Das Mutterland des Fußballs fehlte bei der Weltmeisterschafts-Premiere am 13. Juli 1930 in Uruguay - und das Gros der Europäer auch.

dpa HAMBURG. Bis auf Jugoslawien, Rumänien, Frankreich und Olympiasieger Belgien, die gemeinsam auf der "Conte Verde" nach Südamerika schipperten, scheuten sie die wochenlange, kostspielige Schiffsreise. Den "Erfindern des Spiels mit dem runden Leder" war das Turnier der verhassten FIFA vor 68 Jahren schlicht schnuppe.

Der sportliche Wert blieb deshalb umstritten, zumal die in Europa dominierenden Teams aus Österreich, Ungarn und der Tschechoslowakei ebenfalls daheim geblieben waren. Auch Deutschland und Schweden blieben der WM in Montevideo fern, die zum ersten und bislang letzten Mal ausschließlich in einer Stadt ausgespielt wurde.

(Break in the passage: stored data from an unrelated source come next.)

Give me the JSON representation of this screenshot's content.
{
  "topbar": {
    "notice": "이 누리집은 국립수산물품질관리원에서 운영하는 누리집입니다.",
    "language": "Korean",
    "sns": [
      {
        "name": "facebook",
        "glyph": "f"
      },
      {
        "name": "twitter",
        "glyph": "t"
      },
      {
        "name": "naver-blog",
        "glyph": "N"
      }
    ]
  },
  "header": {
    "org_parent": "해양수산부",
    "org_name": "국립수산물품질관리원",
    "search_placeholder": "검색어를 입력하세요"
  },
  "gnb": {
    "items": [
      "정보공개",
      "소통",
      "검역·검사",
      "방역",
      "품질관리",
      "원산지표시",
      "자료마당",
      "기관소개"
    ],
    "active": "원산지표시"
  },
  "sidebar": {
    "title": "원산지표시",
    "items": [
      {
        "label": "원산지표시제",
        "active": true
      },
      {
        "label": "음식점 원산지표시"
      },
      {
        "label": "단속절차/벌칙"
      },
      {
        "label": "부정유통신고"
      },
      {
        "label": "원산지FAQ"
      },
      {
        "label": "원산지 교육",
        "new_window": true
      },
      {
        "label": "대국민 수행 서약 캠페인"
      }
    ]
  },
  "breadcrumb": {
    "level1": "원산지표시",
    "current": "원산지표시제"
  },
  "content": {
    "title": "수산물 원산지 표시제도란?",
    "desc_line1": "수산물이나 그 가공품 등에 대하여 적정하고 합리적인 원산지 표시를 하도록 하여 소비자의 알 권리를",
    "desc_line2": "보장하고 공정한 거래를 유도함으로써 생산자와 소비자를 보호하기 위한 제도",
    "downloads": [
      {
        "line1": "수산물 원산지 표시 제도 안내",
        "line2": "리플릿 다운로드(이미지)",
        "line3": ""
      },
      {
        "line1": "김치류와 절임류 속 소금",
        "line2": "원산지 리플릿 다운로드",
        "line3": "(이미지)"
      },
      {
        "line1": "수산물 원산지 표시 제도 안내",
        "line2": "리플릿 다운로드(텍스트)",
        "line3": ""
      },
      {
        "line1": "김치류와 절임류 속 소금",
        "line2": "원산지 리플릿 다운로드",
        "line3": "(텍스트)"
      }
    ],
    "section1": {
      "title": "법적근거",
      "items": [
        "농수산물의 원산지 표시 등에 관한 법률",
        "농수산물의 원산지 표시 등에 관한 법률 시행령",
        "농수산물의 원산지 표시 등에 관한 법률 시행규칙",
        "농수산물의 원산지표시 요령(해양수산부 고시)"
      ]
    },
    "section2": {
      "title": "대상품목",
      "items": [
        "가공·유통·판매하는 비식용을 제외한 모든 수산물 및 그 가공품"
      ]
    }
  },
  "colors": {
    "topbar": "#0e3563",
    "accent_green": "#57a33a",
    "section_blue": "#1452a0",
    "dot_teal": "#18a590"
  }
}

Jugoslawien vertrat die Alte Welt ehrenvoll und zog als einer von vier Vorrunden-Siegern ins Halbfinale ein. Sensationell hatten sie Brasilien 2:1 geschlagen. Gleichwohl war Brasilien zu dieser Zeit noch nicht die Fußball-Macht Südamerikas. Der einzige kontinentale Konkurrent, den Uruguay damals ernst zu nehmen gewillt war, hieß Argentinien - der Endspielpartner.